Покидаем очаровательный Гёреме и устремляемся к Кайсери. По холмам рассыпались тысячи и тысячи овец. Пейзаж мягкий, приятный. Чувствуется, что здесь у человека бывает время заглянуть себе в душу. Понятно, почему в таком ландшафте могли возникнуть самые крупные из философских и религиозных направлений, оказавшие влияние на значительную часть человечества. Как хотелось бы сейчас иметь быстроходную удобную машину, которая переносила бы меня по нашему маршруту с этапа на этап, но вместе с тем хотелось бы иметь еще больше времени, чтобы пожить здесь, на этих землях, среди местных пастухов, и, может быть, остаться у них навсегда.
Ликуя, галопом врываемся в Кайсери. Это большой город. Нас задерживает полиция, поскольку увязавшаяся за нами толпа создает помеху уличному движению. Предъявляем официальную грамоту, выданную турецким министерством информации, и полицейские помогают нам отыскать конюшню для лошадей и хорошую гостиницу для нас самих.
Пока что позади 500 километров. На машине мы покрыли бы такое расстояние всего за один день.

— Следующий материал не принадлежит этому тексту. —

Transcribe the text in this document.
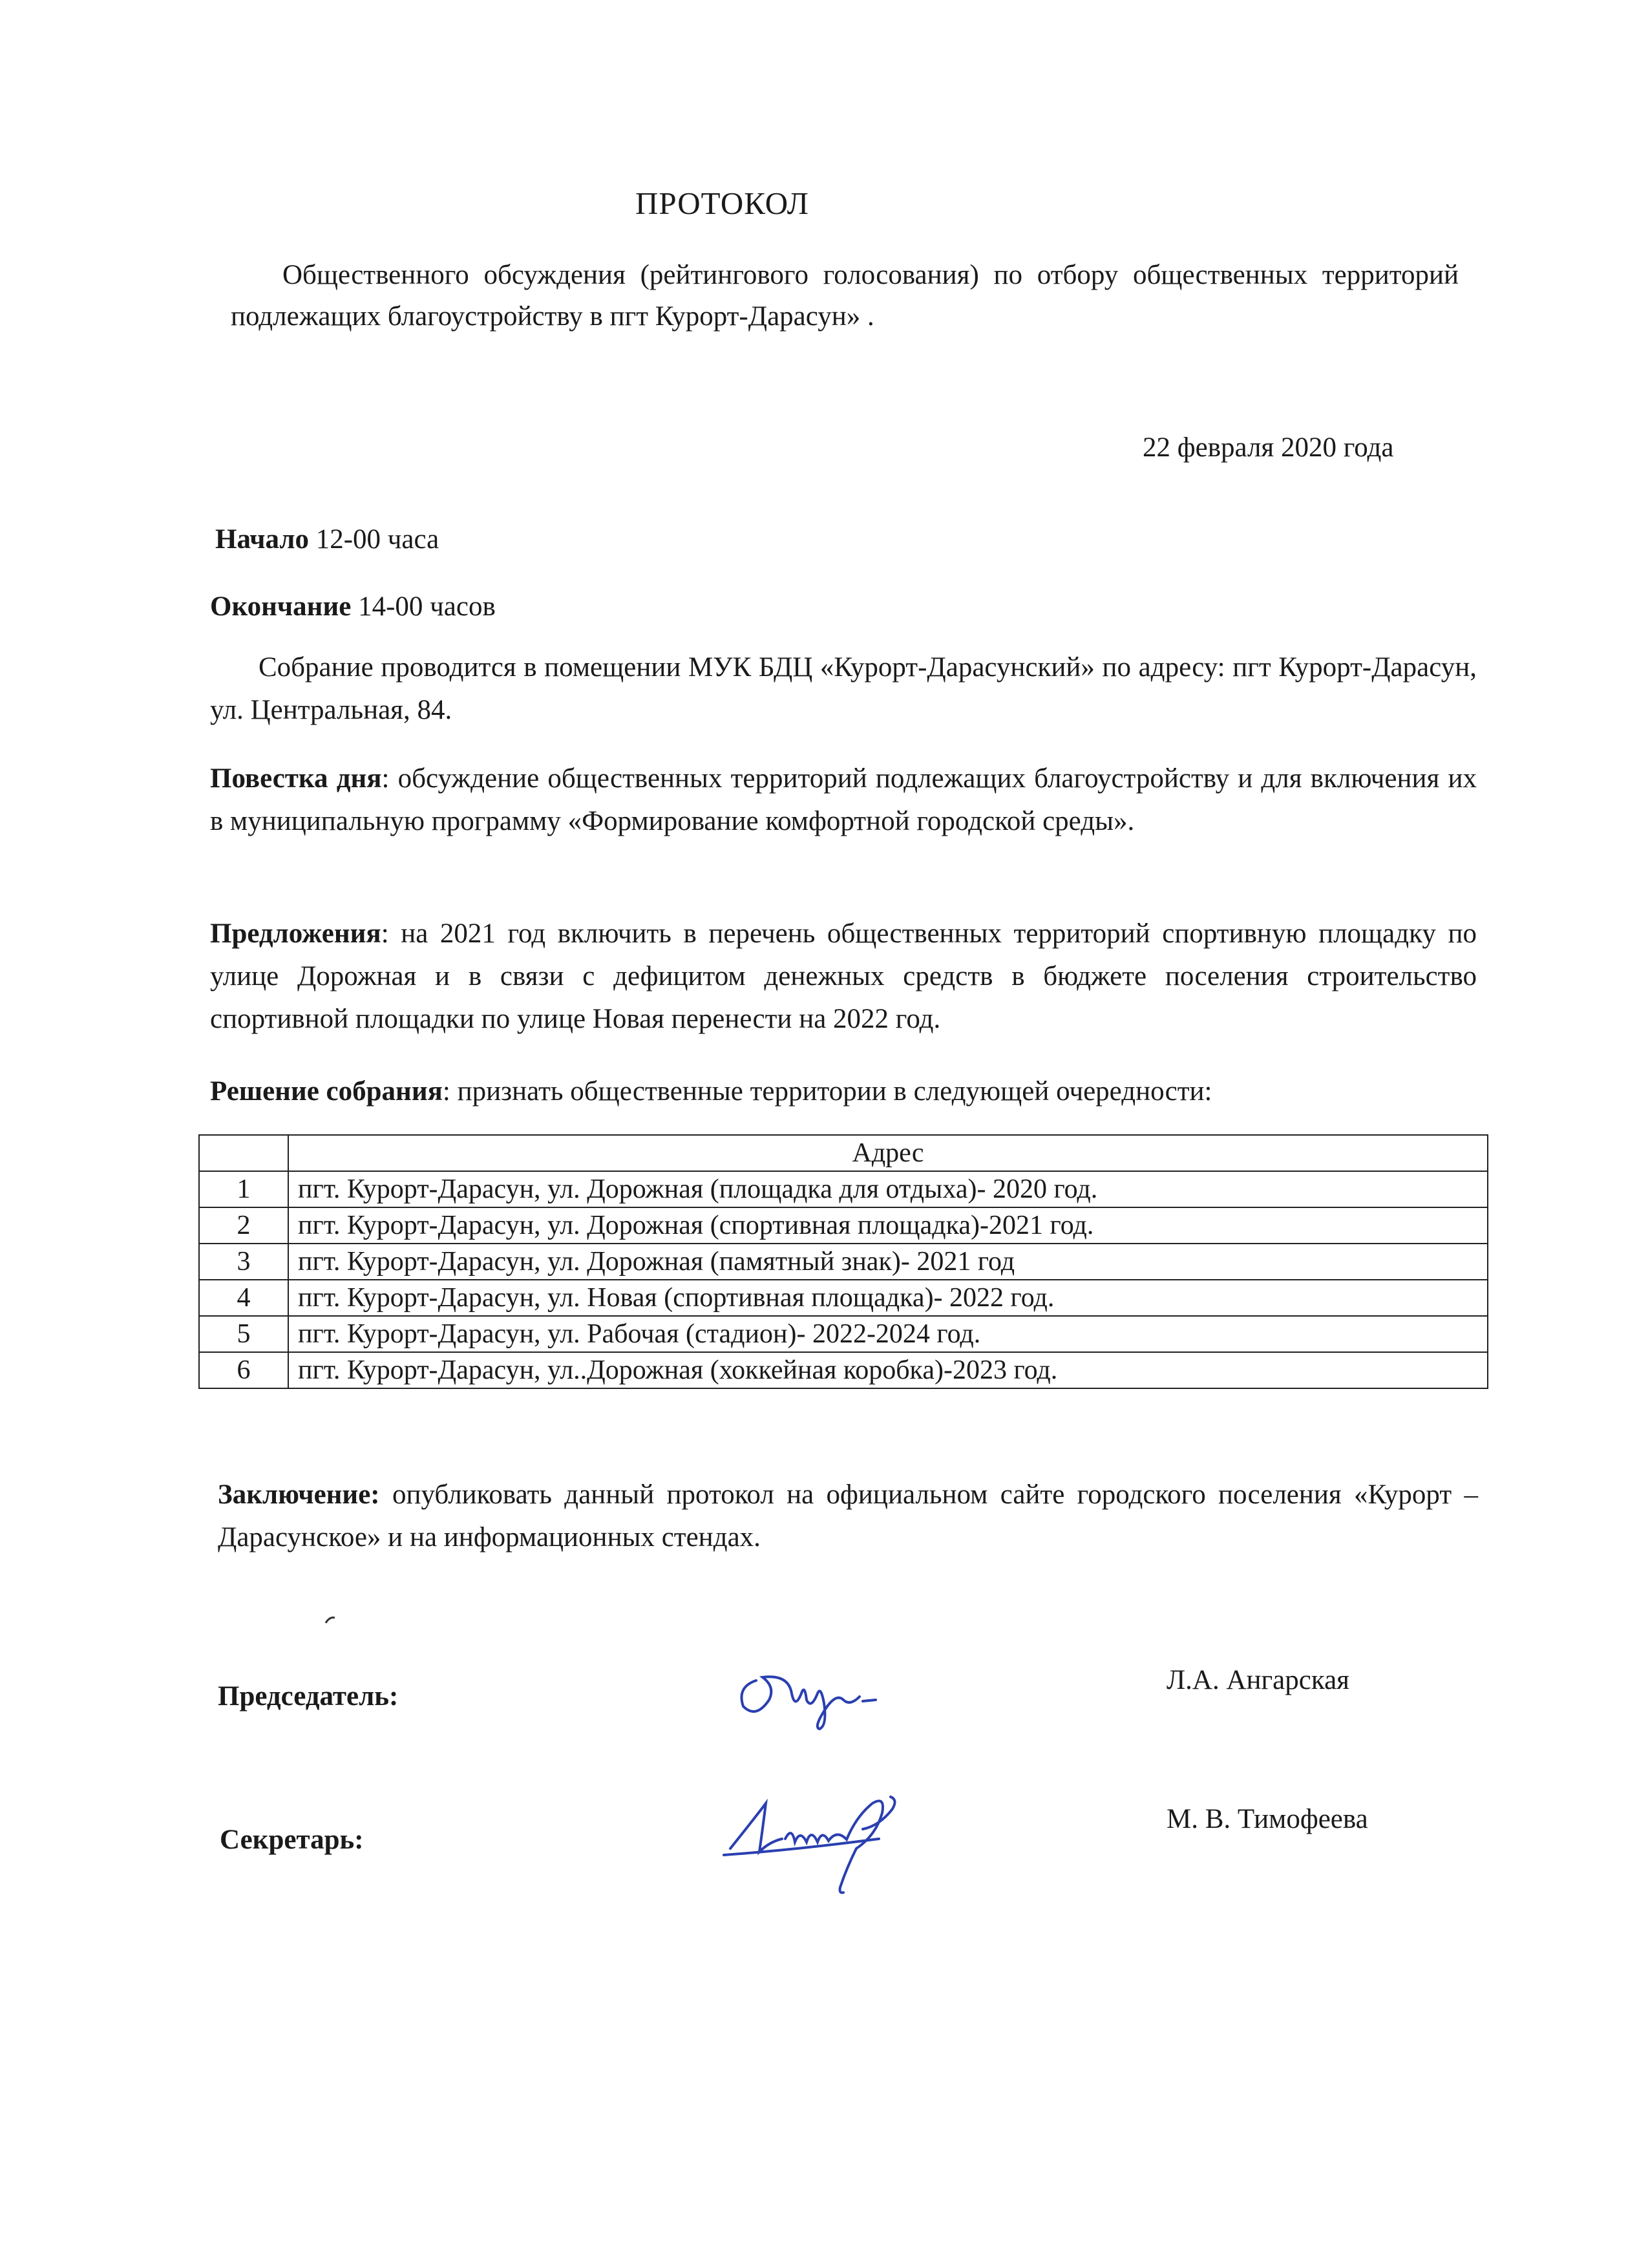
ПРОТОКОЛ
Общественного обсуждения (рейтингового голосования) по отбору общественных территорий подлежащих благоустройству в пгт Курорт-Дарасун» .
22 февраля 2020 года
Начало 12-00 часа
Окончание 14-00 часов
Собрание проводится в помещении МУК БДЦ «Курорт-Дарасунский» по адресу: пгт Курорт-Дарасун, ул. Центральная, 84.
Повестка дня: обсуждение общественных территорий подлежащих благоустройству и для включения их в муниципальную программу «Формирование комфортной городской среды».
Предложения: на 2021 год включить в перечень общественных территорий спортивную площадку по улице Дорожная и в связи с дефицитом денежных средств в бюджете поселения строительство спортивной площадки по улице Новая перенести на 2022 год.
Решение собрания: признать общественные территории в следующей очередности:
	Адрес
1	пгт. Курорт-Дарасун, ул. Дорожная (площадка для отдыха)- 2020 год.
2	пгт. Курорт-Дарасун, ул. Дорожная (спортивная площадка)-2021 год.
3	пгт. Курорт-Дарасун, ул. Дорожная (памятный знак)- 2021 год
4	пгт. Курорт-Дарасун, ул. Новая (спортивная площадка)- 2022 год.
5	пгт. Курорт-Дарасун, ул. Рабочая (стадион)- 2022-2024 год.
6	пгт. Курорт-Дарасун, ул..Дорожная (хоккейная коробка)-2023 год.
Заключение: опубликовать данный протокол на официальном сайте городского поселения «Курорт – Дарасунское» и на информационных стендах.
Председатель:
Л.А. Ангарская
Секретарь:
М. В. Тимофеева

Вчера вечером погиб бельчонок. Спрятавшись от всех, Лука, долго плакал.
Болотные люди
Неторопливо несут свои илистые воды Тигр и Евфрат среди пыльных иракских долин, обрамляя Месопотамию — колыбель древней ассирийско-вавилонской цивилизации. Затем обе реки сливаются в одну. Получившаяся от их слияния водная артерия называется Шатт-эль-Араб. Эта река, пересекающая территорию, где некогда процветала цивилизация халдеев и где, вероятно, родился Авраам, образует обширные болота, которые, если верить легенде, остались здесь со времен Сасанидов (правящая династия персидских шахов с 226 по 651 год нашей эры). Однако недавние исследования показали, что на самом деле болота гораздо старше и относятся к периоду, предшествующему шумерской цивилизации (XXV век до нашей эры).
Когда углубляешься на лодке в бесконечные просторы болот Шатт-эль-Араба, единственным ориентиром служит солнце. Все остальное — сплошная водная гладь, прерываемая зарослями камыша. В воздухе висят зимородки. Они внимательно вглядываются в водную поверхность и вдруг пикируют, охотясь на рыбу. Неожиданно из-за густых зарослей камыша появляется деревня Аль-Сухайн. Фантастическим, нереальным видением выплывает она, словно из сказки. Десятки камышовых хижин (приблизившись, мы видим, что для их постройки использованы не только стебли камыша, но также грязь и листья) будто плывут по прозрачной воде; на самом деле течет и движется вода, а дома, естественно, стоят на месте, укрепленные на искусственных островках, также сооруженных из стеблей камыша и грязи. На каждом таком острове есть хижина, хлев, огород, и на каждом живет семья.
На самых больших островах возведены наиболее значительные сооружения «мудхиф» — дома для гостей. Нас принимают в освященном «мудхиф» — деревенской мечети, куда открыт доступ лишь мужчинам, и мы слушаем «муфти» (священника), читающего Коран. «Муфти» — пожилой священник. Он почитается как высшая власть в деревне. Болотные арабы слушают его речь молча, даже с робостью. У священника зычный голос и древний апостольский облик. По окончании проповеди мы спрашиваем, можно ли нам причалить к другим островкам и осмотреть жилища. Однако «муфти» отвечает, что, согласно его религии, он не может этого позволить — грех.
Лишь издалека удается мне тайком сфотографировать эпизоды местной жизни. Я — «неверный». Никогда и нигде еще, как здесь, несмотря на все дружелюбие этих людей, я не чувствовал такого барьера некоммуникабельности с себе подобными. Я легко устанавливал общение с туземцами Амазонии, Новой Гвинеи, Африки. Здесь же над всем довлеет наследие тысячелетней цивилизации, словно воздвигнуты непреодолимые стены, за которыми хранится взаперти некая культура, недоступная человеку с иным кредо, иными обычаями.